Il seguente passo consistette nel sottoporre gli studenti a interrogatori di minimizzazione nei quali le frasi tipiche erano: “non ti preoccupare”, “è stato solo un incidente”, prima o poi doveva accadere”, “il programma era già vecchio.” Mentre che altri studenti vennero sottoposti a interrogatori di massimizzazione nei quali si tentava di farli sentiré colpevoli con frasi del tipo: “devi avere premuto il tasto”, “su questo computer sono passate oltre 50 persone questa settimana e non era accaduto nulla”.

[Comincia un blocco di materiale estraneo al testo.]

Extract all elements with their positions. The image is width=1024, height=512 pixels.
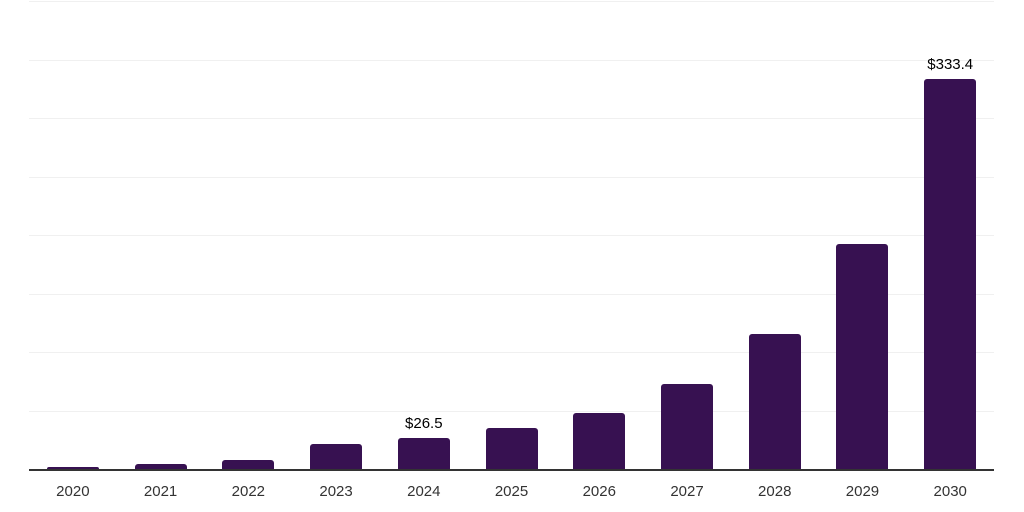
x-tick-2024: 2024 — [407, 483, 441, 500]
bar-2029 — [836, 244, 889, 469]
bar-slot-2022 — [204, 1, 292, 469]
bar-2023 — [310, 443, 363, 469]
gridline — [29, 410, 994, 412]
bars-row: $26.5 $333.4 — [29, 1, 994, 469]
bar-2021 — [134, 463, 187, 469]
bar-2027 — [661, 384, 713, 469]
bar-2022 — [222, 460, 275, 469]
bar-slot-2024: $26.5 — [380, 1, 468, 469]
bar-slot-2028 — [731, 1, 819, 469]
x-tick-2026: 2026 — [582, 483, 616, 500]
x-tick-2022: 2022 — [231, 483, 266, 500]
bar-2024 — [397, 438, 450, 469]
x-tick-2030: 2030 — [933, 483, 967, 500]
bar-2028 — [748, 333, 801, 469]
bar-slot-2029 — [819, 1, 907, 469]
plot-area: $26.5 $333.4 — [29, 1, 994, 471]
bar-slot-2027 — [643, 1, 731, 469]
x-tick-2025: 2025 — [494, 483, 529, 500]
bar-slot-2020 — [29, 1, 117, 469]
bar-value-label-2024: $26.5 — [405, 415, 443, 432]
gridline — [29, 235, 994, 236]
gridline — [29, 176, 994, 178]
bar-slot-2025 — [468, 1, 556, 469]
x-tick-2021: 2021 — [143, 483, 178, 500]
gridline — [29, 59, 994, 61]
bar-slot-2023 — [292, 1, 380, 469]
x-tick-2020: 2020 — [56, 483, 90, 500]
bar-2020 — [46, 466, 99, 469]
bar-slot-2026 — [555, 1, 643, 469]
x-tick-2029: 2029 — [845, 483, 880, 500]
gridline — [29, 1, 994, 2]
x-tick-2027: 2027 — [670, 483, 704, 500]
bar-value-label-2030: $333.4 — [927, 55, 974, 73]
x-axis-labels: 2020 2021 2022 2023 2024 2025 2026 2027 2028 2029… — [29, 483, 994, 501]
gridline — [29, 118, 994, 119]
x-tick-2023: 2023 — [319, 483, 353, 500]
gridline — [29, 352, 994, 353]
bar-slot-2030: $333.4 — [906, 1, 994, 469]
bar-2025 — [485, 427, 538, 469]
gridline — [29, 293, 994, 295]
bar-2030 — [924, 78, 977, 469]
bar-2026 — [573, 412, 626, 469]
bar-slot-2021 — [117, 1, 205, 469]
x-axis-line — [29, 469, 994, 471]
x-tick-2028: 2028 — [758, 483, 792, 500]
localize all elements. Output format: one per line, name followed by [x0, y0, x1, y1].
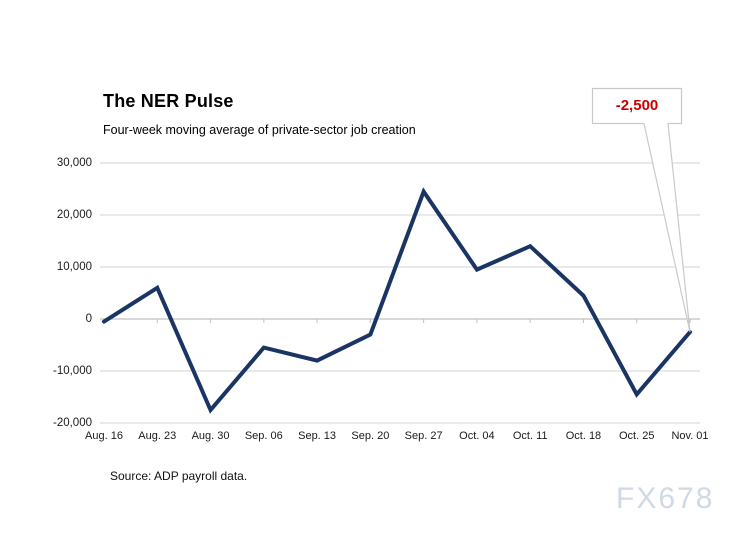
- y-axis-label: 30,000: [56, 157, 92, 169]
- annotation-value: -2,500: [615, 97, 659, 114]
- chart-subtitle: Four-week moving average of private-sect…: [103, 123, 416, 137]
- y-axis-label: 0: [85, 313, 92, 325]
- x-axis-label: Sep. 13: [298, 430, 337, 442]
- y-axis-label: -10,000: [52, 365, 92, 377]
- x-axis-label: Aug. 30: [191, 430, 230, 442]
- y-axis-label: 10,000: [56, 261, 92, 273]
- x-axis-label: Sep. 06: [244, 430, 283, 442]
- annotation-callout: [591, 87, 691, 333]
- data-line: [102, 187, 692, 414]
- chart-title: The NER Pulse: [103, 91, 234, 111]
- y-axis-label: -20,000: [52, 417, 92, 429]
- x-axis-label: Sep. 27: [404, 430, 443, 442]
- x-axis-label: Nov. 01: [671, 430, 709, 442]
- x-axis-label: Sep. 20: [351, 430, 390, 442]
- x-axis-label: Oct. 18: [565, 430, 602, 442]
- watermark: FX678: [616, 482, 715, 515]
- x-axis-label: Aug. 23: [138, 430, 177, 442]
- y-axis-label: 20,000: [56, 209, 92, 221]
- source-note: Source: ADP payroll data.: [110, 469, 248, 483]
- x-axis-label: Oct. 04: [459, 430, 495, 442]
- x-axis-label: Aug. 16: [85, 430, 123, 442]
- x-axis-label: Oct. 25: [618, 430, 655, 442]
- x-axis-label: Oct. 11: [512, 430, 548, 442]
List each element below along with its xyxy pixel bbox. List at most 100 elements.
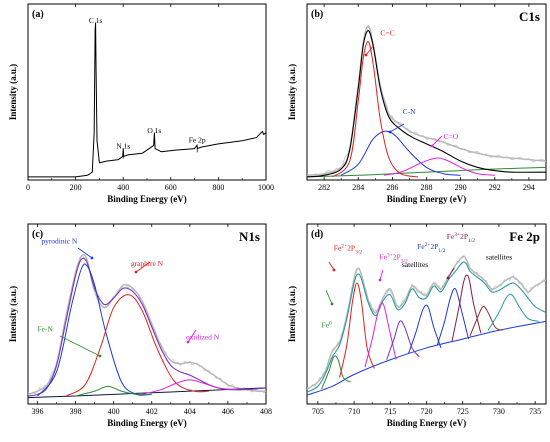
panel-letter: (b) (311, 9, 323, 20)
series-raw-0 (307, 25, 546, 176)
x-tick-label: 294 (523, 183, 535, 192)
annotation-pointer (365, 44, 375, 56)
x-tick-label: 200 (70, 183, 82, 192)
panel-letter: (d) (311, 229, 323, 240)
series-peak-6 (386, 320, 420, 360)
y-axis-title: Intensity (a.u.) (8, 286, 18, 342)
x-axis-title: Binding Energy (eV) (107, 418, 187, 428)
x-axis-title: Binding Energy (eV) (387, 194, 467, 204)
x-tick-label: 735 (529, 407, 541, 416)
x-tick-label: 400 (108, 407, 120, 416)
annotation-label: C=O (444, 132, 459, 141)
series-peak-3 (332, 41, 419, 178)
panel-title: Fe 2p (509, 229, 540, 244)
x-tick-label: 398 (70, 407, 82, 416)
annotation-label: O 1s (147, 126, 161, 135)
panel-title: C1s (519, 9, 540, 24)
annotation-label: Fe3+2P1/2 (447, 232, 476, 244)
y-axis-title: Intensity (a.u.) (287, 286, 297, 342)
x-tick-label: 402 (146, 407, 158, 416)
annotation-label: pyrodinic N (41, 236, 78, 245)
x-tick-label: 396 (32, 407, 44, 416)
annotation-label: graphire N (131, 259, 164, 268)
annotation-label: satellites (486, 252, 512, 261)
series-group (28, 253, 266, 399)
x-tick-label: 406 (222, 407, 234, 416)
annotation-label: N 1s (116, 142, 130, 151)
series-peak-5 (75, 385, 152, 397)
series-peak-5 (383, 157, 495, 176)
series-peak-4 (65, 294, 209, 397)
panel-d: 705 710 715 720 725 730 735 Binding Energy (eV)… (287, 223, 547, 428)
annotation-pointer-head (330, 302, 334, 306)
panel-b: 282 284 286 288 290 292 294 Binding Energy (eV)… (287, 3, 547, 204)
series-peak-9 (451, 274, 482, 343)
panel-c: 396 398 400 402 404 406 408 Binding Energy (eV)… (8, 223, 272, 428)
x-tick-label: 720 (421, 407, 433, 416)
annotation-pointer-head (388, 130, 392, 134)
plot-frame (27, 223, 267, 405)
x-tick-label: 0 (26, 183, 30, 192)
annotation-label: satellites (402, 260, 428, 269)
annotation-label: Fe-N (38, 325, 54, 334)
x-tick-label: 292 (489, 183, 501, 192)
annotation-label: C-N (403, 107, 417, 116)
y-axis-title: Intensity (a.u.) (8, 64, 18, 120)
annotation-pointer-head (134, 270, 138, 274)
x-axis-title: Binding Energy (eV) (107, 194, 187, 204)
annotation-pointer-head (430, 144, 434, 148)
x-tick-label: 284 (352, 183, 364, 192)
annotation-pointer-head (332, 268, 336, 272)
annotation-pointer (447, 267, 455, 279)
annotation-pointer (325, 289, 333, 305)
annotation-pointer-head (446, 276, 450, 280)
x-tick-label: 725 (457, 407, 469, 416)
annotation-pointer (389, 123, 405, 133)
annotation-pointer-head (98, 354, 102, 358)
series-group (307, 24, 546, 178)
series-fit-2 (307, 261, 546, 393)
x-tick-label: 730 (493, 407, 505, 416)
x-tick-label: 404 (184, 407, 196, 416)
series-baseline-1 (307, 166, 546, 178)
series-peak-3 (37, 263, 152, 397)
x-tick-label: 800 (212, 183, 224, 192)
series-peak-3 (321, 355, 351, 390)
annotation-pointer-head (378, 278, 382, 282)
x-tick-label: 408 (260, 407, 272, 416)
series-raw-noise (307, 255, 546, 389)
annotation-label: Fe3+2P3/2 (379, 252, 408, 264)
annotation-pointer (431, 135, 443, 147)
plot-frame (306, 3, 547, 181)
panel-title: N1s (239, 229, 260, 244)
annotation-label: Fe2+2P1/2 (417, 242, 446, 254)
annotation-label: Fe2+2P3/2 (334, 244, 363, 256)
x-axis-title: Binding Energy (eV) (387, 418, 467, 428)
panel-a: 0 200 400 600 800 1000 Binding Energy (eV) Inte… (8, 3, 274, 204)
x-tick-label: 705 (312, 407, 324, 416)
x-tick-label: 288 (421, 183, 433, 192)
plot-frame (27, 3, 267, 181)
annotation-pointer-head (186, 340, 190, 344)
series-group (307, 255, 546, 396)
annotation-label: C=C (380, 28, 394, 37)
annotation-pointer (135, 261, 151, 273)
x-tick-label: 286 (386, 183, 398, 192)
series-peak-11 (487, 293, 539, 331)
annotation-pointer (59, 335, 101, 357)
panel-letter: (a) (32, 9, 44, 20)
annotation-label: Fe 2p (189, 135, 206, 144)
annotation-pointer (328, 261, 335, 271)
x-tick-label: 715 (384, 407, 396, 416)
series-group (28, 22, 266, 178)
x-tick-label: 1000 (258, 183, 274, 192)
series-fit-2 (307, 30, 546, 178)
panel-letter: (c) (32, 229, 43, 240)
x-tick-label: 282 (318, 183, 330, 192)
annotation-label: Fe0 (321, 320, 332, 329)
series-raw-0 (307, 255, 546, 390)
annotation-label: oxidized N (186, 333, 220, 342)
series-peak-8 (436, 288, 469, 346)
y-axis-title: Intensity (a.u.) (287, 64, 297, 120)
series-peak-5 (364, 302, 397, 368)
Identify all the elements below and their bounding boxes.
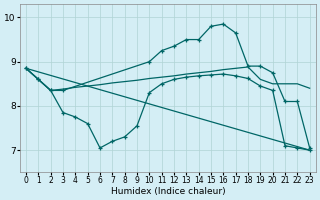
X-axis label: Humidex (Indice chaleur): Humidex (Indice chaleur) bbox=[110, 187, 225, 196]
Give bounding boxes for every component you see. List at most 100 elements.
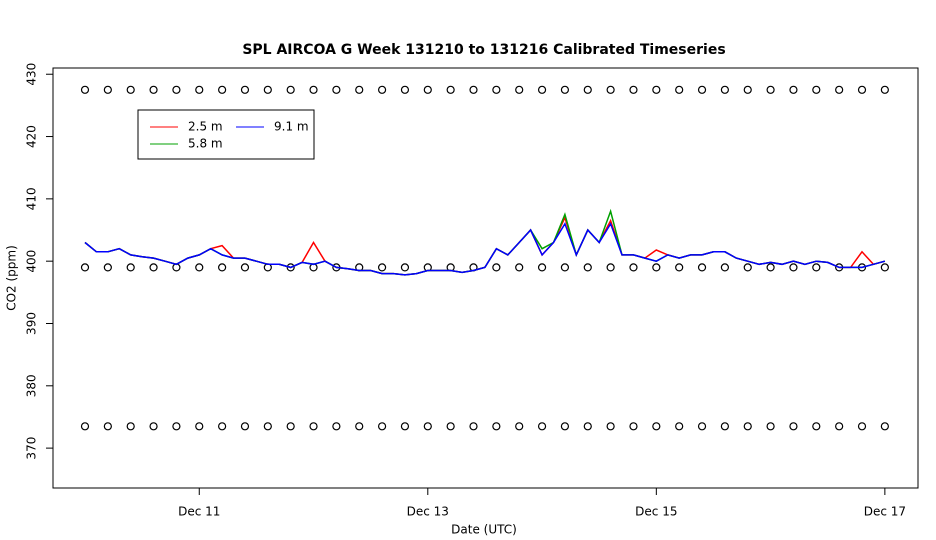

I risultati? Il 43% degli studenti firmò una confessione nella quale giurava il falso, cioè che avevano premuto il tasto “Alt”. Ma … al contrario di quanto si poteva immaginare, l’indice più alto di confessioni (4 volte maggiore) si verificò tra gli studenti che avevano sostenuto gli interrogatori di minimizzazione. Perché?
Probabilmente perché nella vita reale le tecniche di minimizzazione danno un falso senso di sicurezza, dato che offrono scuse morali o legali alle quali afferrarsi. Inoltre le stesse aiutano a concettualizzare le azioni come accidentali. Insomma, trasferiscono la colpa sulla vittima ed evidenziano la poca importanza dei carichi imputati al colpevole, sottraendogli parte della responsabilità. In questo modo, la persona si sente più libera di assumere una responsabilità, anche se non è sua.
Un secondo risultato sorprendente è dato dal fatto che le studentesse erano maggiormente propense a falsificare le proprie confessioni, tanto quanto gli studenti che nel test di suggestionabilità avevano raggiunto il punteggio più alto.
Fonte:
Klaver, J.R., Lee, Z. & Rose, V.G. (2008) Effects of personality, interrogation techniques and plausibility in an experimental false confession paradigm. Legal and Criminological Psychology; 13(1): 71-88.